Moreover, these days, people are not very inclined to cook this typical food at home because the cooking as well as eating habits of people in the Philippines have become very westernized. Gradually, they are moving away from their traditional recipes, which are rapidly losing popularity.

It is worth mentioning here that batuan was identified as one of the 300 species of fruit-bearing trees that either have immense commercial importance or having the potential to become economically important. According to sources, batuan is severely under-utilized despite the fact that it is a valuable fruit tree that can be grown in home gardens.

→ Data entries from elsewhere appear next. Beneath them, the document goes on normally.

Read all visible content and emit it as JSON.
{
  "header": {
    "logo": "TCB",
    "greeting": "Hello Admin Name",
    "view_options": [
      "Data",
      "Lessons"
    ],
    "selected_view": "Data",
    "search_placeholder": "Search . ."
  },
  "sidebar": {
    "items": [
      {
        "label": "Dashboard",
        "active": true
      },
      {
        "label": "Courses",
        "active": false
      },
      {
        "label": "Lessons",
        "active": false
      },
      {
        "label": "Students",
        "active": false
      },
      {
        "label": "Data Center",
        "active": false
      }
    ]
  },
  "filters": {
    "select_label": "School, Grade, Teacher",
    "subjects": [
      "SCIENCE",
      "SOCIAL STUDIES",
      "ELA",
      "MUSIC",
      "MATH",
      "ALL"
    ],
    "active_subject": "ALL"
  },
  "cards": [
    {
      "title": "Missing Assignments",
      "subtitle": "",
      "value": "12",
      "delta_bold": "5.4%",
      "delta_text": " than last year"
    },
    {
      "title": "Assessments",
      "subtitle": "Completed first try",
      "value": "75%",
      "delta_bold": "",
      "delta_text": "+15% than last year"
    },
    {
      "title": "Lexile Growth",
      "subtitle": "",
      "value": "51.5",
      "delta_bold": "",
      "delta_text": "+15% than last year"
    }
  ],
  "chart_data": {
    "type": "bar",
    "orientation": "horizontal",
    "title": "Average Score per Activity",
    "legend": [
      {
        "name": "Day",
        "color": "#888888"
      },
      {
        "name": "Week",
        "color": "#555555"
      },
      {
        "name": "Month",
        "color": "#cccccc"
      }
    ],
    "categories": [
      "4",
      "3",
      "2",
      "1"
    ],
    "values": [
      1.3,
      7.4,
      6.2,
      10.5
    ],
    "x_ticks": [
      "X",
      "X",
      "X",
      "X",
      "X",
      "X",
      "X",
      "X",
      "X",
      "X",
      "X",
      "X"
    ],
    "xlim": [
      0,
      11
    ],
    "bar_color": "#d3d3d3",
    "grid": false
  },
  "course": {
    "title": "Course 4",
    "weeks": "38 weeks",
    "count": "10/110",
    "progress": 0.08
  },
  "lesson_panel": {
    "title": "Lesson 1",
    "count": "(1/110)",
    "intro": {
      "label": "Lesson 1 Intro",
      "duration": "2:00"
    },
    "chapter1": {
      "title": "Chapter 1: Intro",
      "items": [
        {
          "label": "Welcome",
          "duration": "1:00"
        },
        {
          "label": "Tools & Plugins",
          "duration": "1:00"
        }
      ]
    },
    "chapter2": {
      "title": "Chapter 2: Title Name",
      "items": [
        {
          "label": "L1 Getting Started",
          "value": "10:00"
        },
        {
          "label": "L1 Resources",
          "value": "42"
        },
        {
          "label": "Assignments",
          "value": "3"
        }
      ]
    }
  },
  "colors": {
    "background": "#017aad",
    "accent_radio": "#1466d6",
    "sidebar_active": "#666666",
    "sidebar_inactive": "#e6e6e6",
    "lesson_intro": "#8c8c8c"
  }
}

Similar to any fruit of the Garcinia varieties, one can also preserve batuan, the fruit borne by binucao trees, by slicing them into slender pieces and subsequently drying them in the sun. These fruits are also useful for making jams and pickles, in addition to eating them raw.

Habitat and cultivation

Considering the fact that batuan trees are logged for the purpose of shifting agriculture, the population of trees growing in the wild is reducing very rapidly. Having said this, it is very important to initiate measures to protect this plant species from becoming extinct. This can be achieved by planting more batuan trees. Batuan trees are dioecious and, hence, one cannot determine their sex just by seeing them during their planting.

According to sources, traditionally eating the fruits of binucao is considered to be a healthy practice. Moreover, it is rather difficult to propagate plant of this genus from their seeds as the seeds of most species belonging to this genus are very sluggish in developing roots, even when they are sown fresh. Usually, it takes six months or maybe be even longer for the seeds to germinate and take root.


A study involving the phytochemicals present in batuan leaf extract revealed that it contained 15 new cytotoxic chemicals, gaudichaudiic acid A-E, gaudichaudione A-H, and familiar compounds like forbesione and morellic. In addition, analysis of the bark helped to isolated novel gaudichaudiic acids F-I.